Ukrainian forces also have successfully targeted Russian warships at sea, inflicting a demoralizing blow on a Russian force that likely believed its enemy was incapable of such attacks.
But the human cost has been perhaps the most notable. Ukrainian officials claim that a dozen Russian generals have been killed so far, in addition to a host of colonels and other high-ranking officers.
The Kremlin has acknowledged only a handful of those deaths. Russian Major Gen. Vladimir Frolov was laid to rest in a public ceremony in St. Petersburg last month, while Russian media also reported on the death of Major Gen. Andrei Sukhovetsky during operations in Ukraine.
Details of the high-level deaths remain murky. U.S. defense officials have pushed back on reports that they’ve provided intelligence to the Ukrainian military that has helped locate and target those generals and other key Russian military officials.
But it seems clear that Russia’s own battle operations have put upper echelon officers in the crosshairs.
In one recent daily update on the Ukraine war, the British Defense Ministry laid out one key reason for so many top-level casualties: a lack of faith in lower-level officers, leading generals to take control of front-line operations and put themselves at much greater risk.
Ukraine’s ability to successfully target some of those generals has been a highlight of its better-than-expected showing against a much larger Russian military, which prior to the invasion was widely regarded as one of the world’s best fighting forces.
After abandoning its effort in March to capture the Ukrainian capital of Kyiv, Russian troops have turned their attention to eastern Ukraine’s disputed Donbas region. Russian forces in recent days reportedly seized the Azovstal steel plant in Mariupol, essentially giving Moscow control of most of the strategically vital city.
Western analysts said Monday that Russian troops also are looking to encircle and ultimately capture the eastern city of Severodonetsk. While its advance in the Donbas so far has been slowed by stiff Ukrainian resistance, the Russian military continues to press ahead in the hopes of securing eastern Ukraine and creating a land bridge to the Crimean peninsula, which Moscow forcibly annexed in 2014.
The U.S. and its allies say they’re ready to send more shipments of weapons and other assistance to the Ukrainian military to help it fend off the Russian advance. Artillery is needed most, Pentagon officials said.
“The nature of the fight…is really shaped by artillery in this phase,” Secretary of Defense Lloyd Austin told reporters Monday. “We’ve seen serious exchanges of artillery fire over the last several weeks.”
Mr. Austin and other U.S. officials on Monday hosted the second meeting of the Ukraine Contact Group, nations that have agreed to offer military support to Kyiv. Ukraine’s defense minister attended the virtual meeting along with officials from nearly 50 other countries in the group.

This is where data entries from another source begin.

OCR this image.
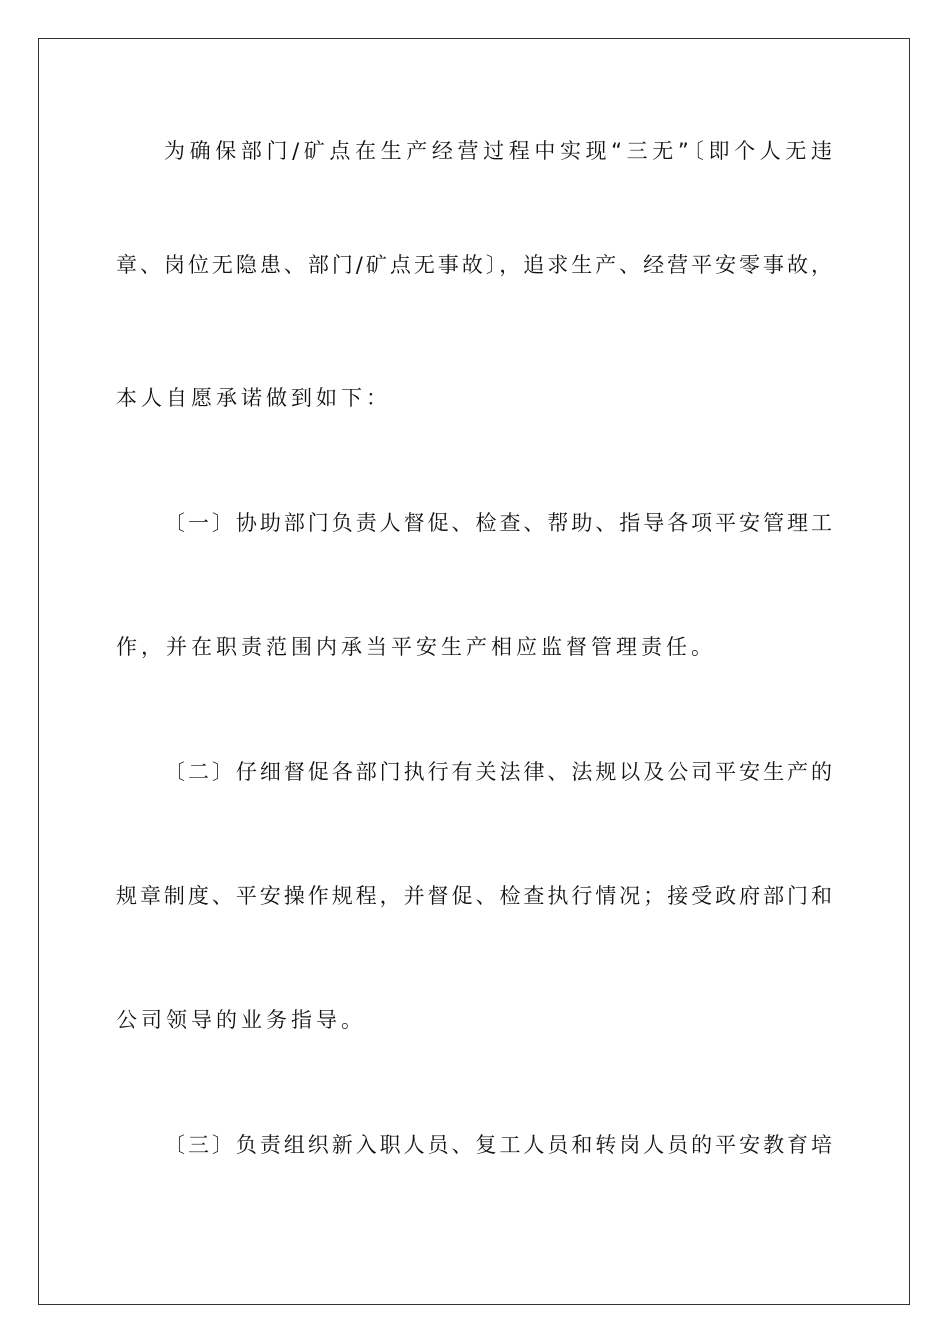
为确保部门/矿点在生产经营过程中实现“三无”〔即个人无违
章、岗位无隐患、部门/矿点无事故〕，追求生产、经营平安零事故，
本人自愿承诺做到如下：
〔一〕协助部门负责人督促、检查、帮助、指导各项平安管理工
作，并在职责范围内承当平安生产相应监督管理责任。
〔二〕仔细督促各部门执行有关法律、法规以及公司平安生产的
规章制度、平安操作规程，并督促、检查执行情况；接受政府部门和
公司领导的业务指导。
〔三〕负责组织新入职人员、复工人员和转岗人员的平安教育培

“Russia’s unprovoked and cruel invasion has galvanized countries from around the world,” Mr. Austin said. “The bravery, skill and grit of the Ukrainian people has inspired people everywhere.”
He said 20 countries have announced new security assistance packages for Ukraine – ranging from vital artillery ammunition to coastal defense systems. Denmark agreed to send anti-ship Harpoon missiles and a launcher to help Ukraine defend its coastline while the Czech Republic said it would donate attack helicopters, tanks and rocket systems.
• Mike Glenn contributed to this article, which is based in part on wire service reports.